Die Altmark ist eine Region im Norden des Landes Sachsen-Anhalt und eine historisch, vielfältige Kulturlandschaft.

Die Altmark ist vor allem durch Landwirtschaft geprägt, hat sich aber auch als Ziel für Touristen etabliert. Traditionelle Region für den Tourismus ist natürlich die Gegend um den Arendsee. Zunehmend gewinnt der Reit- und Radtourismus beim Elberadweg oder Altmarkrundkurs an Bedeutung. Zahlreiche überregionale Routen wie die Straße der Romanik, die Deutsche Fachwerkstraße, der Jakobsweg oder das Grüne Band führen durch die Altmark.

Die Altmark ist aber in kleinen Teilen auch Industrieland und hat aus der Vergangenheit her mit vielen umwelttechnisch problematischen Hinterlassenschaften zu kämpfen. Zu nennen sind hier die Giftschlammgrube Brüchau, aber auch noch hunderte von nicht sanierten Bohrschlammgruben.

Sich erwehren muss sich die Altmark aber auch regelmäßig gegen Ideen, die schöne Lebenswelt dort zerstören zu wollen. So versuchte man in der Altmark bereits großflächig CO2 zu verpressen. Dies scheiterte letztendlich nur an dem massiven Widerstand der Altmärker. Auch als mögliches Atommüllendlager rückt die Altmark wieder in den Fokus.

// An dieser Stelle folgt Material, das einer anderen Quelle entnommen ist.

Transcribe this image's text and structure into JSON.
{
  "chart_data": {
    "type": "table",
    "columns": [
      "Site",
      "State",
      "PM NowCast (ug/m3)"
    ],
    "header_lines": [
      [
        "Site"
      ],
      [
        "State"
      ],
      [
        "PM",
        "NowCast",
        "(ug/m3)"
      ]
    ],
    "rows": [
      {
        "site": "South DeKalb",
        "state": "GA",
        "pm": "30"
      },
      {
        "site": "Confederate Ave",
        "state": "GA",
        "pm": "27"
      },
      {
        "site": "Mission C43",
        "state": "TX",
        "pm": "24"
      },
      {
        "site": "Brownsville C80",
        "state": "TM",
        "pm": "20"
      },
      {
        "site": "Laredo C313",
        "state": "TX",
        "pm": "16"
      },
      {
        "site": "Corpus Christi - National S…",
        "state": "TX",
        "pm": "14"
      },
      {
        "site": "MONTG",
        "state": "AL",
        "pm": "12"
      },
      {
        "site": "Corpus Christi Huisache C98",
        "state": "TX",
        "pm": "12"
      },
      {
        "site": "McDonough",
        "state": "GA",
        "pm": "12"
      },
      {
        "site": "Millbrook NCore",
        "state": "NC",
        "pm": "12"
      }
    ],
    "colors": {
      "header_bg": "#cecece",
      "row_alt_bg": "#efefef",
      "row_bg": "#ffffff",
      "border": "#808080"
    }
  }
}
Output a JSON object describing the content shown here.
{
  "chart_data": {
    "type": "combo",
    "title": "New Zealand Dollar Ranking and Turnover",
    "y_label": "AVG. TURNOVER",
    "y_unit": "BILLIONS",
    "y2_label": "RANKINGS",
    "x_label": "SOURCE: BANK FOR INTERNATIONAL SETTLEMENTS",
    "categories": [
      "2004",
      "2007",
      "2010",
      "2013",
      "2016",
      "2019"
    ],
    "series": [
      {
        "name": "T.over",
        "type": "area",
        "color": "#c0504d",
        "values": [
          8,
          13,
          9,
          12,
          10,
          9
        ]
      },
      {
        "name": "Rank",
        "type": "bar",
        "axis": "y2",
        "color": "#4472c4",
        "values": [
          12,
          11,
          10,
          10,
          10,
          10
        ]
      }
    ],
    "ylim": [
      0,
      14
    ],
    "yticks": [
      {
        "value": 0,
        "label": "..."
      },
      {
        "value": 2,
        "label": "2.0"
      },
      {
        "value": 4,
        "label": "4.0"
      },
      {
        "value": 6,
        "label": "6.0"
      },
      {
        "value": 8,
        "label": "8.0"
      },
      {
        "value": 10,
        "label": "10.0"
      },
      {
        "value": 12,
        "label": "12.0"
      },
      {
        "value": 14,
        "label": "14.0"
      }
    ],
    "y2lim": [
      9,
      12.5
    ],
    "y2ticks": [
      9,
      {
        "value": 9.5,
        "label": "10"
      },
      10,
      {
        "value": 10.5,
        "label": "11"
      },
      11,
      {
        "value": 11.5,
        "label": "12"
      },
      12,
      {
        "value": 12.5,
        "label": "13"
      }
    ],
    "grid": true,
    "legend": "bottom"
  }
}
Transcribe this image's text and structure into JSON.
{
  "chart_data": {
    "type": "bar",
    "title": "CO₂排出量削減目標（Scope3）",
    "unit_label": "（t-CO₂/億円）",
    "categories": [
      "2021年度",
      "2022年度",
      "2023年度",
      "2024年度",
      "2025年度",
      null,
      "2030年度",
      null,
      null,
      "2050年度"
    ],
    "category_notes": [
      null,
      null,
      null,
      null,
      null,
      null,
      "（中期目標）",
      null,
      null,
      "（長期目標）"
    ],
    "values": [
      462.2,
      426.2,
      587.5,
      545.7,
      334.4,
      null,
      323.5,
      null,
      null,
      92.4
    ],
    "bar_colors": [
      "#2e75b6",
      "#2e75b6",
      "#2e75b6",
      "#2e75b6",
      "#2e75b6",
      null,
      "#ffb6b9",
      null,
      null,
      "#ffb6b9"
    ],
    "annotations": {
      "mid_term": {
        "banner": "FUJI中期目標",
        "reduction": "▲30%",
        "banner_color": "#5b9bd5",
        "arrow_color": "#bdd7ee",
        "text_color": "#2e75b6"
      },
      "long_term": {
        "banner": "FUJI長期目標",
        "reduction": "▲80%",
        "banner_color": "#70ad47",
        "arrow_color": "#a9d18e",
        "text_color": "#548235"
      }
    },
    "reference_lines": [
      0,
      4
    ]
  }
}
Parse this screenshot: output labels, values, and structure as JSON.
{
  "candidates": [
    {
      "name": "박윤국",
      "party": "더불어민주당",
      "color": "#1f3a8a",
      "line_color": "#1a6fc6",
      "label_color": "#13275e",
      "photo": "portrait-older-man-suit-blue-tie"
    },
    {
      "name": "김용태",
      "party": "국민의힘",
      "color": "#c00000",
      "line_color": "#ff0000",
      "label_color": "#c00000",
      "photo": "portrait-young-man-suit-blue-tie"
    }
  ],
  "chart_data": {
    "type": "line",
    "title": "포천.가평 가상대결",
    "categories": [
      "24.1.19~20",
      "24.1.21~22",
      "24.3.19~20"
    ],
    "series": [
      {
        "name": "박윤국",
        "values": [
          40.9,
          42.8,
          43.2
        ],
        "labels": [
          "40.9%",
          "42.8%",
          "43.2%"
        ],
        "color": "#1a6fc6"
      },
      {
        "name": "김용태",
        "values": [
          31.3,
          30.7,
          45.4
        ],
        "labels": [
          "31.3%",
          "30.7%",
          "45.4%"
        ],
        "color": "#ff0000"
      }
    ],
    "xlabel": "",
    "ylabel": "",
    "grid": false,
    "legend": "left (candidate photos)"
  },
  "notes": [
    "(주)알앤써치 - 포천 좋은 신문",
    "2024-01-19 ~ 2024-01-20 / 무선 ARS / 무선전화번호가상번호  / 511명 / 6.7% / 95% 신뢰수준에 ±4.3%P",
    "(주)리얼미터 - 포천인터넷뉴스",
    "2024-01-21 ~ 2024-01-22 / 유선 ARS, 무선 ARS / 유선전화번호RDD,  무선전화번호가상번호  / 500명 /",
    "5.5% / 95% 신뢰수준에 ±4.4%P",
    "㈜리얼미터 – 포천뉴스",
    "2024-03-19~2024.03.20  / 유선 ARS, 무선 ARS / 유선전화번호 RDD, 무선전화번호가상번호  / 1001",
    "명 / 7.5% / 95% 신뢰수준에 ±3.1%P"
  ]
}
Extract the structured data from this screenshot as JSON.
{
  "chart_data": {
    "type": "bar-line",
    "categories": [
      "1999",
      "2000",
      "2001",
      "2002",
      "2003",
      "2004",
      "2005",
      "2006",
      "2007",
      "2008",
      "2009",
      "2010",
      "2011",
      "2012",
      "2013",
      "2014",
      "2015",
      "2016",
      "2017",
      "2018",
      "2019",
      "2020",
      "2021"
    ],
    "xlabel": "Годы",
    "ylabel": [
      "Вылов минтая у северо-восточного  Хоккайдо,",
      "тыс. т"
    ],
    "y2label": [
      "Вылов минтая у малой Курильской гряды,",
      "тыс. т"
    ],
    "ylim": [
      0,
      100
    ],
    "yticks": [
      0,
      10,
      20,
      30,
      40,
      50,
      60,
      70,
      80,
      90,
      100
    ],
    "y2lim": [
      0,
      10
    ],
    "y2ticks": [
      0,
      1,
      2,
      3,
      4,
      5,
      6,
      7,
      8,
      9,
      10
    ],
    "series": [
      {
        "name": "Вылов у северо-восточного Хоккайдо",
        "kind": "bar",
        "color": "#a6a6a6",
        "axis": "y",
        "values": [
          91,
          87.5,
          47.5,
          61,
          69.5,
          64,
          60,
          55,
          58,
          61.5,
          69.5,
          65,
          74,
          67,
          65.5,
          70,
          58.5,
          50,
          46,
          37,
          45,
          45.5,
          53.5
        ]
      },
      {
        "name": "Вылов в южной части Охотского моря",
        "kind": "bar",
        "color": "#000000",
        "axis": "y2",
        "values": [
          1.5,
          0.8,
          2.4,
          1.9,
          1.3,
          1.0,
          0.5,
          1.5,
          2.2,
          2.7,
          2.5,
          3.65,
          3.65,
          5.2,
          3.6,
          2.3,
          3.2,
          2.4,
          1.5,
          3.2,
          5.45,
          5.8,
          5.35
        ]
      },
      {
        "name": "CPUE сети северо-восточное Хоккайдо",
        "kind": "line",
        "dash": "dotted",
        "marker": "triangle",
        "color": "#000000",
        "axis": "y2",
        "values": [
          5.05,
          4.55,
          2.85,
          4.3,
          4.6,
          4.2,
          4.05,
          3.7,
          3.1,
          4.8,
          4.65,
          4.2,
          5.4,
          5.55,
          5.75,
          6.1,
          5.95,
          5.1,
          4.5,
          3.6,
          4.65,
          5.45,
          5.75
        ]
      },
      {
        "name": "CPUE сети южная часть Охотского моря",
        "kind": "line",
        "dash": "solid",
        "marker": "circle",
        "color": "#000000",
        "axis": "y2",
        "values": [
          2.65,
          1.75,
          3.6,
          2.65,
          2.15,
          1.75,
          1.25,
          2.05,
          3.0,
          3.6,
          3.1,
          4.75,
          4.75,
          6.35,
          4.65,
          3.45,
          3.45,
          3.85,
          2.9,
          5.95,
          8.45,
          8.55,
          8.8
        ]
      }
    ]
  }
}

Der Widerstand dagegen hat sich ebenfalls schon seit längerem etabliert und aktuell kommt man wieder auf die Idee, doch großflächig nach Erdöl rund um den Arendsee suchen zu wollen. Am besten natürlich so, dass es keiner mitbekommt. Denn bis vor kurzem wussten Bürgerinnen und Bürger sowie die anliegenden bzw. betroffenen Kommunen nichts davon, obwohl die Erlaubnis zur Aufsuchung von bergfreien Bodenschätzen, Kohlenwasserstoffen nebst den bei der Gewinnung anfallenden Gasen für gewerbliche Zwecke bereits Ende Juni 2019 an ein Unternehmen erteilt worden war.

Die Bürgerinitiative BI „Saubere Umwelt & Energie Altmark“ lud am 03.12.2019 in Arendsee  zu einer Informationsveranstaltung zum Thema "Förderung von Erdöl und Erdgas rund um Arendsee" ein und stellte klar, dass es nur durch Zufall bekannt wurde, dass das Landesbergamt ein Gebiet von 172 Quadratkilometern rund um Arendsee zum 1. Juli 2019 für die Aufsuchung von Erdöl und Erdgas für fünf Jahre freigegeben hat. In der Altmark sind davon die Stadt Arendsee, Stadt Kalbe (Milde) und deren Ortsteile betroffen. Weitere betroffene Ortsteile liegen im Landkreis Stendal, der Hansestadt Seehausen sowie der Hansestadt Osterburg. An dieser Stelle bedanke ich mich erst einmal bei der BI, dass sie diese Informationen an das Licht der Öffentlichkeit gebracht hat und so letztendlich auch für Aufklärung sorgt.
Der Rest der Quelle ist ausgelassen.